Pakistan is facing rising inflation due to the ongoing fuel price surge Pakistan is experiencing. Higher energy costs and a low base effect from last year have pushed inflation expectations upward. This trend shows how strongly fuel prices influence the country’s economic stability.
Analysts expect headline inflation to reach between 7.6% and 8.0% year-on-year in March. This is a sharp increase from 0.7% in the same month last year. The jump appears large, mainly due to the low base effect. However, inflation pressure is still visible across multiple sectors. This confirms that the fuel price surge Pakistan is affecting the broader economy.
On a monthly basis, inflation may rise between 1.5% and 1.9%. Housing and transport costs are the main drivers. Electricity charges have pushed the housing index up by around 1.8%. Transport costs have surged significantly due to rising fuel prices. Petrol now stands at PKR 321 per liter, while diesel has reached PKR 335. These are among the highest levels in recent years.

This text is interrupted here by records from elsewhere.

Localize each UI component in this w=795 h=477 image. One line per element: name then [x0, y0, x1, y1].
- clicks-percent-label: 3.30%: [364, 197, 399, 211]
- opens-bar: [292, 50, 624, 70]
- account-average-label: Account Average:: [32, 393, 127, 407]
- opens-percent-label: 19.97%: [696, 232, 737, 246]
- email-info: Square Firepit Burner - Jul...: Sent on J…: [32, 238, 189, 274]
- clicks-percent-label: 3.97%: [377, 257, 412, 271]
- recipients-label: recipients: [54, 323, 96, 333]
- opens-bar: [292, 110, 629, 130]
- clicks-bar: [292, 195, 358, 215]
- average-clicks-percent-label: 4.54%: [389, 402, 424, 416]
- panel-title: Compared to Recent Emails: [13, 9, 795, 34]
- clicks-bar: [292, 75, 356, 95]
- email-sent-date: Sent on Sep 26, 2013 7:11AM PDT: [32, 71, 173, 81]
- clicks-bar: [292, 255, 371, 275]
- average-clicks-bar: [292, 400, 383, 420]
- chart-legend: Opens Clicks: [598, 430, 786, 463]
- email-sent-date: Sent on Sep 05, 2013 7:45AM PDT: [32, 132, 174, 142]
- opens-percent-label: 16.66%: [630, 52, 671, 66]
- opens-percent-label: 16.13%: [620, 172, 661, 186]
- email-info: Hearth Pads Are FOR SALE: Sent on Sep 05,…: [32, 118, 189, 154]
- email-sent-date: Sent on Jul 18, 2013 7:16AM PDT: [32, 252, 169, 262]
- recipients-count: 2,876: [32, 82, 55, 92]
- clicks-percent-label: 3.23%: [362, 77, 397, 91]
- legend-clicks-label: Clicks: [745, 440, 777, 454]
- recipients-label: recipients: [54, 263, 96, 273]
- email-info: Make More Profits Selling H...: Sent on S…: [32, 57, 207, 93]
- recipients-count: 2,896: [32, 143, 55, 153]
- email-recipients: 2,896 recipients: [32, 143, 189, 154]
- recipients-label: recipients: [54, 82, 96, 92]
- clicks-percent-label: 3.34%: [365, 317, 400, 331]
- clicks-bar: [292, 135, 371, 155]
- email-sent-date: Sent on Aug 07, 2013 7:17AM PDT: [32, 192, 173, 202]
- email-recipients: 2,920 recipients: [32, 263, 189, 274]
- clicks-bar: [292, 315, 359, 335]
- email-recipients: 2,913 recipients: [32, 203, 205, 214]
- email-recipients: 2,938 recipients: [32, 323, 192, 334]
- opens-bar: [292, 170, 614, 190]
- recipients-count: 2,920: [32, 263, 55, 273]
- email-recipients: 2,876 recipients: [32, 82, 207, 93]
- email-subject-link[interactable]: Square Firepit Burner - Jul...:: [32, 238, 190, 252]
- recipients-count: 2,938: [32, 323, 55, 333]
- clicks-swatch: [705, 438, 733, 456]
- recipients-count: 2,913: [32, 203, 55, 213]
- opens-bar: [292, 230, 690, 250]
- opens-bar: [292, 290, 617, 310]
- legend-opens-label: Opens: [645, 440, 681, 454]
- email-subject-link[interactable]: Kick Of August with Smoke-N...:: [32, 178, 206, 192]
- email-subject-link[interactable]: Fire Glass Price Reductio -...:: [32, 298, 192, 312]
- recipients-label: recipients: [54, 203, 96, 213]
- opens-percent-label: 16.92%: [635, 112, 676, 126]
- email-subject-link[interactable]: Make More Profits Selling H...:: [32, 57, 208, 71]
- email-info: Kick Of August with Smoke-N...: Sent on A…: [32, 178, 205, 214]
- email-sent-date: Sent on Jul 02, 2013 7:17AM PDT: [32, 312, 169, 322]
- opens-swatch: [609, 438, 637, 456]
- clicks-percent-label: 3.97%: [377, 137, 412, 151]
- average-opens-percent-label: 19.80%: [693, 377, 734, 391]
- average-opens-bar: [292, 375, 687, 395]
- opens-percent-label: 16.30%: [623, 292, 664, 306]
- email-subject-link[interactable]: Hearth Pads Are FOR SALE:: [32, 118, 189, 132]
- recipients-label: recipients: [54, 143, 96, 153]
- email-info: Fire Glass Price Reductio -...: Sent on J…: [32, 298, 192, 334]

Core inflation shows a slight decline but remains above 8%. Food prices offer limited relief. Prices of tomatoes and wheat have decreased slightly. However, fruits and chicken have become more expensive. This balance keeps food inflation relatively stable.
Looking ahead, fuel prices remain the biggest risk. Government subsidies, estimated at PKR 115 per liter, are putting pressure on resources. If global oil prices rise further, local fuel prices may increase again. This could push inflation beyond the central bank’s target range.
Pakistan’s inflation outlook now depends heavily on fuel price trends. Without stability in energy costs, controlling inflation will remain difficult.